Aqui interrompia a segunda mulher do caseiro – que a primeira há muitos anos morrera –
toda lastimosa, um travo de zanga na voz:
– Pois tu não tens vergonha de contar cousas dessas, Casimiro! Credo! Olha o purgatório!
– Mulher, mulher, mete-te com tua vida, deixa os outros sossegados. Mortes, tenho treze
nas costas, mal contado; e não me arrependo, mais não fora, tanta gente ruim anda pelo
mundo!...
– E remorsos, nunca os teve? – indago.
O velho, cuja cabeça nevava ainda mais o luar, olhou-me em silêncio, como se não
compreendera. Depois riu, a boca murcha espichando num bocejo cínico, onde sobressaía
desenhada toda aquela vida primitiva no seio bruto do deserto, a par de feras e perigos, sem
contemplações e sem piedade para com os mais fracos, os vencidos...
– Leréia...
Sim, lérias, discutia eu no meu íntimo, que nessa época já começava a tirar lições práticas
do mundo, e sabia que o cafuzo que ali estava, o busto ainda alto e espigado, onde os três
sangues da raça se caldeavam apaziguados, nunca passara da cartilha de mão, e vivera assim
desde rapazote, à gandaia da natureza, a grande mestra da vida.

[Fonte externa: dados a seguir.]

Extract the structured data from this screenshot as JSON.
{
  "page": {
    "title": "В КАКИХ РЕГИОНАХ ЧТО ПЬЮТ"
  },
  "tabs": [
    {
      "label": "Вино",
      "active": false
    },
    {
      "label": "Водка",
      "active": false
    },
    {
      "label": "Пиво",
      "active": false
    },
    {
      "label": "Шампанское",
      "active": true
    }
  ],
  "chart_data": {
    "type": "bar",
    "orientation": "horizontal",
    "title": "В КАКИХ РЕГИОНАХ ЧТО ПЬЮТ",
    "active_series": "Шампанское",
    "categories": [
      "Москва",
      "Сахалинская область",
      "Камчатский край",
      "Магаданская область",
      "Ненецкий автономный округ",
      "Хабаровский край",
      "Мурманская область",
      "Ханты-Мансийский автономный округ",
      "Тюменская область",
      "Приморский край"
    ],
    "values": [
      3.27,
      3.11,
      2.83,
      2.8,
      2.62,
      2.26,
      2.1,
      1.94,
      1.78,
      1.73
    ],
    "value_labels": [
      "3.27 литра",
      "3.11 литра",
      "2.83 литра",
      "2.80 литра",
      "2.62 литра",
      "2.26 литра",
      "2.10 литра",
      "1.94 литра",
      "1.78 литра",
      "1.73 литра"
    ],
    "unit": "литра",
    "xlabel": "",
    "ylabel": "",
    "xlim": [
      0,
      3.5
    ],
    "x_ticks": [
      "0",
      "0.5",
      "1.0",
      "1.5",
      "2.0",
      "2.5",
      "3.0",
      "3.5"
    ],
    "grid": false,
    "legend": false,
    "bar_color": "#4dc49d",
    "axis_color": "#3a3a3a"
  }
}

Quando fora da estopada do Minguinhos, cristão como ele e companheiro de tarimba, não
tivera, quanto mais daquele velho coroca, a bem dizer bicho do mato!...
Ora, ora, anos depois, de passagem, fora ver o local: a caveira reluzia ao sol e ria
macabramente no aceiro da selva, enquanto que a ossada se espalhava em torno, dispersa pelas
enxurradas e animais bravios...
Terras bárbaras, gente forte!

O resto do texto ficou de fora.